Specializes in Critical Care, ED, Cath lab, CTPAC,Trauma.

care plan basics:

every single nursing diagnosis has its own set of symptoms, or defining characteristics. they are listed in the nanda taxonomy and in many of the current nursing care plan books that are currently on the market that include nursing diagnosis information. you need to have access to these books when you are working on care plans. there are currently 188 nursing diagnoses that nanda has defined and given related factors and defining characteristics for. what you need to do is get this information to help you in writing care plans so you diagnose your patients correctly.

don't focus your efforts on the nursing diagnoses when you should be focusing on the assessment and the patients abnormal data that you collected. these will become their symptoms, or what nanda calls defining characteristics.

how does a doctor diagnose? he/she does (hopefully) a thorough medical history and physical examination first. surprise! we do that too! it's part of step #1 of the nursing process. only then, does he use "medical decision making" to ferret out the symptoms the patient is having and determine which medical diagnosis applies in that particular case. each medical diagnosis has a defined list of symptoms that the patient's illness must match. another surprise! we do that too! we call it "critical thinking and it's part of step #2 of the nursing process. the nanda taxonomy lists the symptoms that go with each nursing diagnosis.

here are the steps of the nursing process and what you should be doing in each step when you are doing a written care plan:

  1. assessment (collect data from medical record, do a physical assessment of the patient, assess adl's, look up information about your patient's medical diseases/conditions to learn about the signs and symptoms and pathophysiology)
  2. determination of the patient's problem(s)/nursing diagnosis (make a list of the abnormal assessment data, match your abnormal assessment data to likely nursing diagnoses, decide on the nursing diagnoses to use)
  3. planning (write measurable goals/outcomes and nursing interventions)
  4. implementation (initiate the care plan)
  5. evaluation (determine if goals/outcomes have been met)
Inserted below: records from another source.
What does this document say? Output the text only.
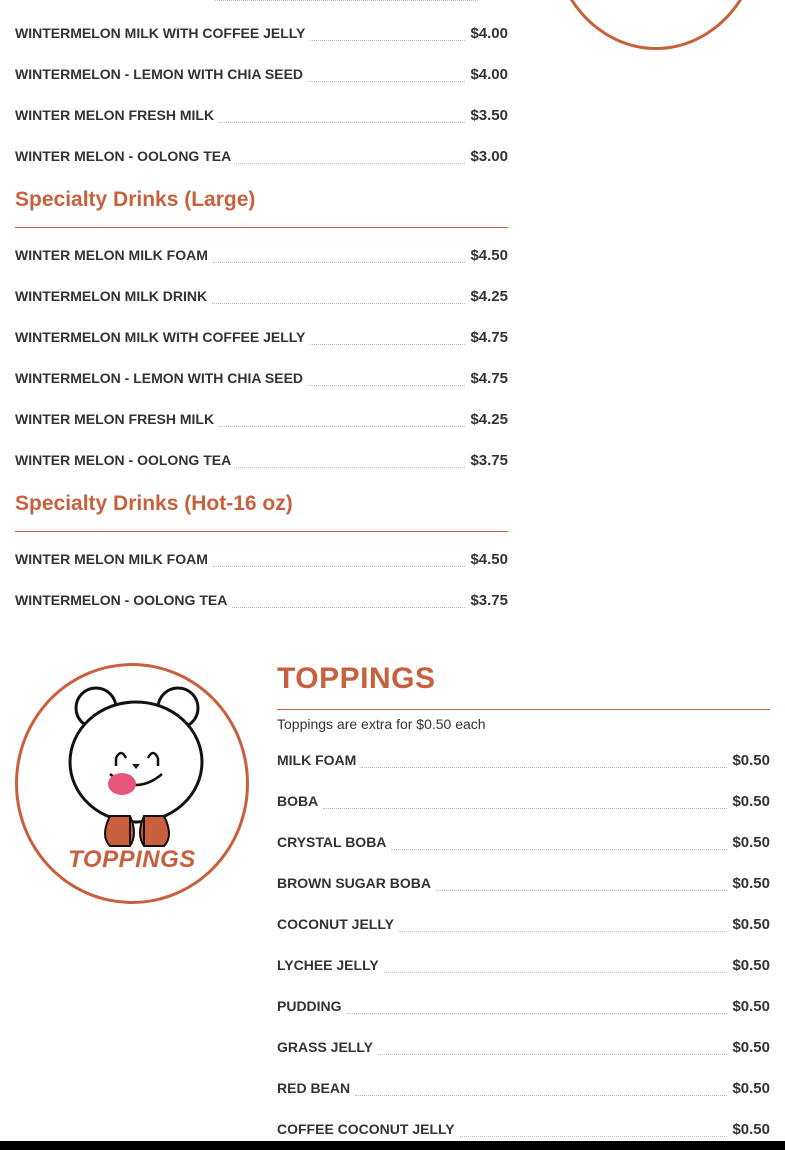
WINTERMELON MILK WITH COFFEE JELLY	$4.00
WINTERMELON - LEMON WITH CHIA SEED	$4.00
WINTER MELON FRESH MILK	$3.50
WINTER MELON - OOLONG TEA	$3.00
Specialty Drinks (Large)
WINTER MELON MILK FOAM	$4.50
WINTERMELON MILK DRINK	$4.25
WINTERMELON MILK WITH COFFEE JELLY	$4.75
WINTERMELON - LEMON WITH CHIA SEED	$4.75
WINTER MELON FRESH MILK	$4.25
WINTER MELON - OOLONG TEA	$3.75
Specialty Drinks (Hot-16 oz)
WINTER MELON MILK FOAM	$4.50
WINTERMELON - OOLONG TEA	$3.75
TOPPINGS
TOPPINGS
Toppings are extra for $0.50 each
MILK FOAM	$0.50
BOBA	$0.50
CRYSTAL BOBA	$0.50
BROWN SUGAR BOBA	$0.50
COCONUT JELLY	$0.50
LYCHEE JELLY	$0.50
PUDDING	$0.50
GRASS JELLY	$0.50
RED BEAN	$0.50
COFFEE COCONUT JELLY	$0.50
now, listen up, because what i am telling you next is very important information and is probably going to change your whole attitude about care plans and the nursing process. . .a care plan is nothing more than the written documentation of the nursing process you use to solve one or more of a patient's nursing problems. the nursing process itself is a problem solving method that was extrapolated from the scientific method used by the various science disciplines in proving or disproving theories.

https://allnurses.com/general-nursing-student/help-care-plans-286986.html

some example care plans to help....

http://www.pterrywave.com/nursing/care%20plans/nursing%20care%20plans%20toc.aspx

http://www.csufresno.edu/nursingstudents/fsnc/nursingcareplans.htm

i would also check the patients chart and not go by what they say for the patients diagnosis and not by what they say......patients don't always understand or hear what they md is saying. you're looking at what any post op would face.